Stuck Gears

by Beth on May 3, 2005

I came home from an inspirational (ok, also my first) writer’s retreat this weekend with a finished ten-page article in my hip pocket that just needs revising and a good query letter to find its way into a glossy writer’s magazine and the fuel to get cracking on that short story I’ve been stalled on a for a few weeks. But first I had a speed bump in the road to creative and harmonious bliss…

My thesis proposal.

I still like using the word thesis, even though it’s dated and, when combined with my recent stories of how my Barry Manilow CD collection was stolen from my car (no joke…I can’t smile without them), makes me sound about as hip as an 8 Track player. Somehow thesis makes me feel scholarly and educated when the truth is that my ability to write makes it slightly easier to pass total bullcrap by in literature reviews and research design essays that dot my path to the MA Ed. I’d better finish by next fall. To say I’m completing my thesis sounds impressive. To say I’m finishing my final project sounds like I’m waiting for mom to pick up a posterboard and markers on the way home from work so I can get out the glue and glitter. Call me old fashioned. Everyone else does!

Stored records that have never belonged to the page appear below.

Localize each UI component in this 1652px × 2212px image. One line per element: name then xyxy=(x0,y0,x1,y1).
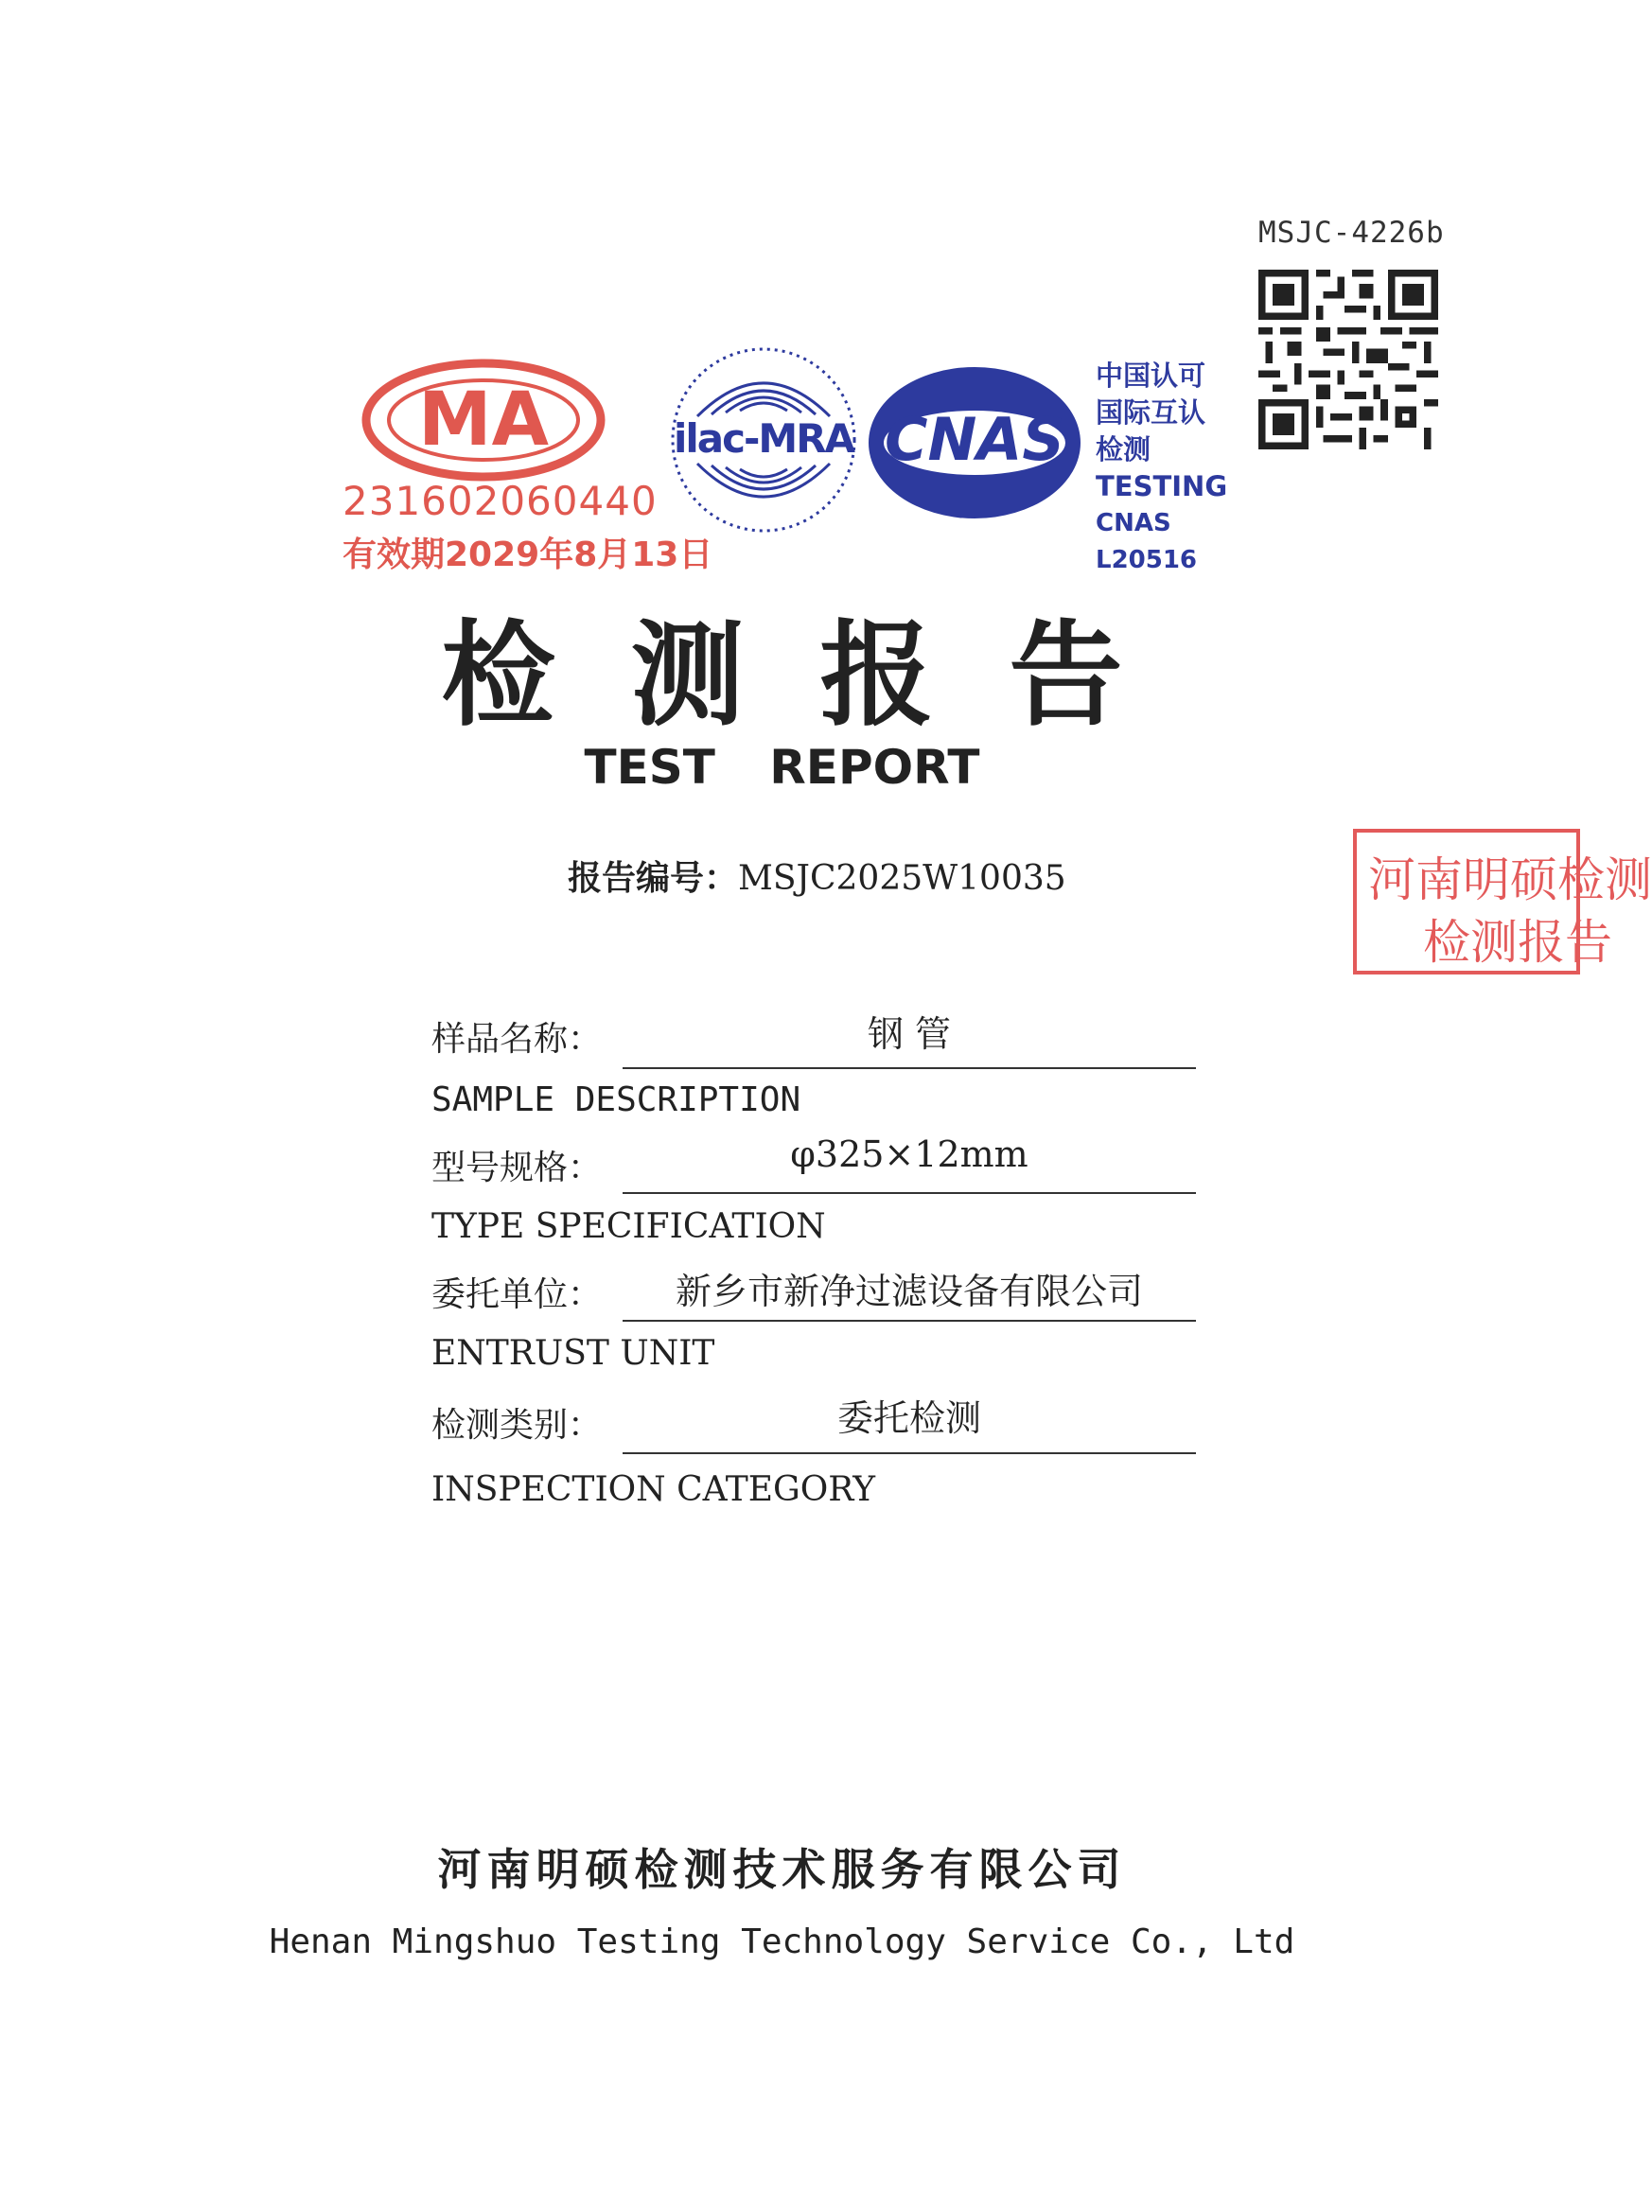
report-number-value: MSJC2025W10035 xyxy=(738,859,1066,898)
company-name-chinese: 河南明硕检测技术服务有限公司 xyxy=(437,1844,1127,1895)
svg-text:MA: MA xyxy=(418,377,549,463)
cnas-accreditation-text xyxy=(1096,358,1257,579)
type-spec-label: 型号规格： xyxy=(431,1149,603,1187)
report-number-label: 报告编号： xyxy=(568,859,739,898)
stamp-line-1: 河南明硕检测 xyxy=(1368,852,1652,907)
entrust-unit-label-en: ENTRUST UNIT xyxy=(431,1334,715,1373)
inspection-category-value: 委托检测 xyxy=(836,1397,981,1439)
type-spec-value: φ325×12mm xyxy=(790,1133,1028,1175)
inspection-category-underline xyxy=(623,1452,1196,1454)
cma-validity: 有效期2029年8月13日 xyxy=(343,535,713,574)
sample-name-label-en: SAMPLE DESCRIPTION xyxy=(431,1080,801,1119)
entrust-unit-underline xyxy=(623,1320,1196,1322)
title-english: TEST REPORT xyxy=(584,740,980,795)
sample-name-value: 钢 管 xyxy=(867,1013,952,1055)
cma-logo-icon xyxy=(361,358,606,483)
report-number xyxy=(568,851,1066,900)
inspection-category-label: 检测类别： xyxy=(431,1406,603,1445)
cnas-mark-label: CNAS xyxy=(884,405,1065,474)
cnas-line-5: CNAS L20516 xyxy=(1096,509,1198,574)
type-spec-label-en: TYPE SPECIFICATION xyxy=(431,1207,826,1246)
cnas-line-1: 中国认可 xyxy=(1096,360,1206,392)
inspection-category-label-en: INSPECTION CATEGORY xyxy=(431,1470,876,1509)
company-stamp xyxy=(1353,829,1652,974)
ilac-mra-logo-icon xyxy=(664,341,863,539)
cnas-line-2: 国际互认 xyxy=(1096,396,1206,429)
type-spec-underline xyxy=(623,1192,1196,1194)
cnas-line-3: 检测 xyxy=(1096,433,1151,465)
title-chinese: 检测报告 xyxy=(441,608,1199,742)
document-code: MSJC-4226b xyxy=(1258,216,1445,250)
cma-number: 231602060440 xyxy=(343,478,658,524)
qr-code-icon xyxy=(1258,270,1438,449)
sample-name-label: 样品名称： xyxy=(431,1020,603,1059)
sample-name-underline xyxy=(623,1067,1196,1069)
stamp-line-2: 检测报告 xyxy=(1423,915,1612,970)
company-name-english: Henan Mingshuo Testing Technology Service Co., Ltd xyxy=(269,1922,1295,1961)
ilac-mark-label: ilac-MRA xyxy=(673,415,854,462)
entrust-unit-label: 委托单位： xyxy=(431,1275,603,1314)
cnas-logo-icon xyxy=(861,361,1088,524)
entrust-unit-value: 新乡市新净过滤设备有限公司 xyxy=(675,1271,1143,1312)
cnas-line-4: TESTING xyxy=(1096,470,1228,502)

But back to the roadblock. I came home from school yesterday (the job), raring and barely able to contain my creative energies toward cleaning up the article and starting a killer query (don’t hate me because I like writing queries), but had one slight hitch in the process: my thesis proposal is due today. And I still had the methodology to finish.

Yikes.

Nothing takes the wind out of a creative writer’s sails than having to write something academic and dry. Luckily, I’d finished a portion of my methodology for my midterm so it was a matter of cutting, pasting and adding in more details. Not the details I liked, though. But the good student in me persevered, limited my action verbs and told instead of showed.

I like to think that the academic writing teaches me exactly what not to do in fiction. I’m sure it does. But what it’s done for sure is tossed a wrench in my creativity. You know, like the person who tries to drive a stick for the first time and you hear that bone-rattling grind of gears when they just don’t quite master the clutch? That’s how my creative mind is working now. Crunched gears.